El Ayuntamiento de Madrid anuncia la colación inminente de radares en los túneles de la M-30. El límite de velocidad en estas áreas es de 70 km/h, por lo que ser ‘cazado’ a 80 supone un 90 por ciento de posibilidades de acabar con una multa.
Desde que se inauguraran los túneles de la M-30 en mayo del año pasado, el Ayuntamiento de Madrid lleva prometiendo largo tiempo la colocación de radares fijos de control de velocidad en estas vías, donde la velocidad está limitada a 70 km/h. Por motivos técnicos, éstos no se instalaron recién estrenada la obra de infraestructura más grande a la que se ha sometido la capital española, pero ayer, Pedro Calvo, delegado de Seguridad y Movilidad en Madrid, aseguró que “los radares se colocarán en no más de dos semanas”.
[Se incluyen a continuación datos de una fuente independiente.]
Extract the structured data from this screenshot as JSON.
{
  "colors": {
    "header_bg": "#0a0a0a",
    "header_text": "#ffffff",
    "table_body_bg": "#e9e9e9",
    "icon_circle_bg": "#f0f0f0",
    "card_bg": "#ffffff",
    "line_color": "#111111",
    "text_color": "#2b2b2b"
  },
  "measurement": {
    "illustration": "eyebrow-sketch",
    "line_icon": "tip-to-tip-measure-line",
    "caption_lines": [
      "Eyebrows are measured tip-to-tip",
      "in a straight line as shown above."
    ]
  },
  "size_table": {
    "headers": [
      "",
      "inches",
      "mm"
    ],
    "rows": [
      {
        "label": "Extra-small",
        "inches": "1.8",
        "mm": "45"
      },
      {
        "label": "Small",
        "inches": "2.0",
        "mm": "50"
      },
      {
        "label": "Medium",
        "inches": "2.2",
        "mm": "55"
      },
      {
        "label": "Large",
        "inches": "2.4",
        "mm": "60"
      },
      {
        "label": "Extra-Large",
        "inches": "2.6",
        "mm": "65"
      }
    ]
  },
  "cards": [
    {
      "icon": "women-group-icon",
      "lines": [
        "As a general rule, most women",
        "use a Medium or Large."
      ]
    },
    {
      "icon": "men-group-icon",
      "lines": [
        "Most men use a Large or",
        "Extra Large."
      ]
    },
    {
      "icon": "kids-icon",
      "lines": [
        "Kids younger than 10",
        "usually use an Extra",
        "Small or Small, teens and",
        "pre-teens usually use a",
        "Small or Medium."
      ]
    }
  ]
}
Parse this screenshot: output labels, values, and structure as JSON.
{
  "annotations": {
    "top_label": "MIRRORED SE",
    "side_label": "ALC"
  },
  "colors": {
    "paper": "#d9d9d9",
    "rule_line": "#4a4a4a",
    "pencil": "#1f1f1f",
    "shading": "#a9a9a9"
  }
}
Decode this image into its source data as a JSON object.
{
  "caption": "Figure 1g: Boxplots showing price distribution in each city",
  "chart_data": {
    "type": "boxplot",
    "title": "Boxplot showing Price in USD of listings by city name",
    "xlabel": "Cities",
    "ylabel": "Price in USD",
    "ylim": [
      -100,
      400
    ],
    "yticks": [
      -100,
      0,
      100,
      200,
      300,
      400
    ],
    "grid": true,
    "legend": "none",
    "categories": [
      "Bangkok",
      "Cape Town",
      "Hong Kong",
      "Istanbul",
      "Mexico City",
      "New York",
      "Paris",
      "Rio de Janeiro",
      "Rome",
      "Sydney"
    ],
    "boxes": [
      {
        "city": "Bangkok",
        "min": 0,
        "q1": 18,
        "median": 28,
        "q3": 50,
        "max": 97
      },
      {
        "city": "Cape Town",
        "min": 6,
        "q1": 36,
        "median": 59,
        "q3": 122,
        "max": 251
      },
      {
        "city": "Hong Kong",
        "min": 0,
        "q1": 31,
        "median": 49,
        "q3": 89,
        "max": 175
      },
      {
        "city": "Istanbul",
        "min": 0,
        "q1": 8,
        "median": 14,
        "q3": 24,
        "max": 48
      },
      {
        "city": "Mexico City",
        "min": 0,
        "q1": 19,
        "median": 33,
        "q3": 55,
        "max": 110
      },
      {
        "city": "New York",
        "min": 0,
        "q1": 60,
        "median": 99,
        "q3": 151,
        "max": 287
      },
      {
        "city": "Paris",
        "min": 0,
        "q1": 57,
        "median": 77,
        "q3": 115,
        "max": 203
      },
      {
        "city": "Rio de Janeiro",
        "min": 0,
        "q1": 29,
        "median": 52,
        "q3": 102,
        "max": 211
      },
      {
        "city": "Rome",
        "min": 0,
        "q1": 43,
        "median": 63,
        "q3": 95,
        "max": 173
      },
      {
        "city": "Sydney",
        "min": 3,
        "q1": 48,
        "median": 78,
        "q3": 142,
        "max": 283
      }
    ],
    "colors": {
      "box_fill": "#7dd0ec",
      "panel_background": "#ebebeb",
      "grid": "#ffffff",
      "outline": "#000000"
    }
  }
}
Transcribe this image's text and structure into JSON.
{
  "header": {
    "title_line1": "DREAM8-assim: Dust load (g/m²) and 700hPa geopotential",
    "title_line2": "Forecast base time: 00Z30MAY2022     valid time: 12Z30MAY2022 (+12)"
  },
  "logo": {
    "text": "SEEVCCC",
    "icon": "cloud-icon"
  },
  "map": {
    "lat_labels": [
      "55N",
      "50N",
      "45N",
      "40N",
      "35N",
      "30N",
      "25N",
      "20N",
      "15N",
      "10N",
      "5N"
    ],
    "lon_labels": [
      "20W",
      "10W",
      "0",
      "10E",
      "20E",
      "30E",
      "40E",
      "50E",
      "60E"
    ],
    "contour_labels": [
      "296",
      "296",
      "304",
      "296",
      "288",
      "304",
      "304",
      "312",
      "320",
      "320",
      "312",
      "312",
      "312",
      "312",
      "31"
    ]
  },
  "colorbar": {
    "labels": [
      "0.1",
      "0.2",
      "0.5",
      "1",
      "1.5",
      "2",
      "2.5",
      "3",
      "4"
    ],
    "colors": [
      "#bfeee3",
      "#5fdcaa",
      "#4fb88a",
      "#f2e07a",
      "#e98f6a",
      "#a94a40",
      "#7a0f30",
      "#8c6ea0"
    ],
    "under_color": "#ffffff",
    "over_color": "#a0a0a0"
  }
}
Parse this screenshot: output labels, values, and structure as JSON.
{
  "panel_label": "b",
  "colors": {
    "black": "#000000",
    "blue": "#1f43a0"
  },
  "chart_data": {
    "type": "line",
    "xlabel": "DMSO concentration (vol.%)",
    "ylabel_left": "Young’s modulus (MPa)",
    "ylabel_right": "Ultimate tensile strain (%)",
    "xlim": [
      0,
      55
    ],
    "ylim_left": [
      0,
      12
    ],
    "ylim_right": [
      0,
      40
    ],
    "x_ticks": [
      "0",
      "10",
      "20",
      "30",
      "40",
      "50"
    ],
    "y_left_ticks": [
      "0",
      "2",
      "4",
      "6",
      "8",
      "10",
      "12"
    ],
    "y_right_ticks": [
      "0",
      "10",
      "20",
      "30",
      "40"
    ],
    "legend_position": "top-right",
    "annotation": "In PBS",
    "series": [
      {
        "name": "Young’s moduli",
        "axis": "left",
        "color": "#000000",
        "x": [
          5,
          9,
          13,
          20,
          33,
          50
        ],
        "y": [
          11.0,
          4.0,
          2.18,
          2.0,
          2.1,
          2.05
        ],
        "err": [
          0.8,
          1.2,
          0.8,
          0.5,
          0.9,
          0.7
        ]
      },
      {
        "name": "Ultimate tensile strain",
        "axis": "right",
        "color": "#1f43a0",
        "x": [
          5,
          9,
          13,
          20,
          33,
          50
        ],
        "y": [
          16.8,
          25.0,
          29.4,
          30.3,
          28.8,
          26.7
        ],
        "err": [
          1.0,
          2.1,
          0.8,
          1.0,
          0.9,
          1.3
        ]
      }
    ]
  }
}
Un total de dieciséis nuevos radares fijos poblarán los subterráneos caminos de la M-30: todos aquellos automovilistas que gusten de pisar el acelerador en estas modernas instalaciones tendrán que ‘cortarse’ con el gas en un futuro inmediato. Los radares tienen un margen de error de más o menos diez kilómetros por hora, lo que significa que la mayoría de vehículos que sean cazados a 80 km/h serán sancionados con la multa económica y la correspondiente resta de puntos.
Desechada la idea de utilizar los exactos radares de control de distancia y tiempo (miden la longitud y el tiempo que recorre un vehículo en un tramo y determinan la velocidad a la que circula), porque no ofrecían una fidelidad real con tantas salidas y entradas con las que cuentan estos túneles, los radares serán iguales que los más de 300 que ocupan las carreteras de la geografía de nuestro país. Calvo asegura que no están colocados para recaudar, sino para asegurar que todos los conductores lleven la velocidad adecuada en ‘pos de la seguridad’.
¿Quieres saber dónde irán ubicados estos radares? El Ayuntamiento ha prometido informar al detalle de los mismos mediante señales, pero nosotros te adelantamos los lugares en los que irán colocados algunos de ellos: tres están dispuestos en el túnel que se sitúa a la altura del Paseo de Extremadura; uno en el que discurre a la altura de Arganzuela; dos en ambas ramificaciones que llevan al barrio de Usera (uno de ellos a la salida de la Avenida de Andalucía); en los pequeños túneles que circulan desde Alcalá a la prolongación de O’Donell irá situado uno de estos dispositivos; otro se ubicará en el túnel de Cardenal de Herrera Oria y dos en el que lleva a la Avenida de Burgos.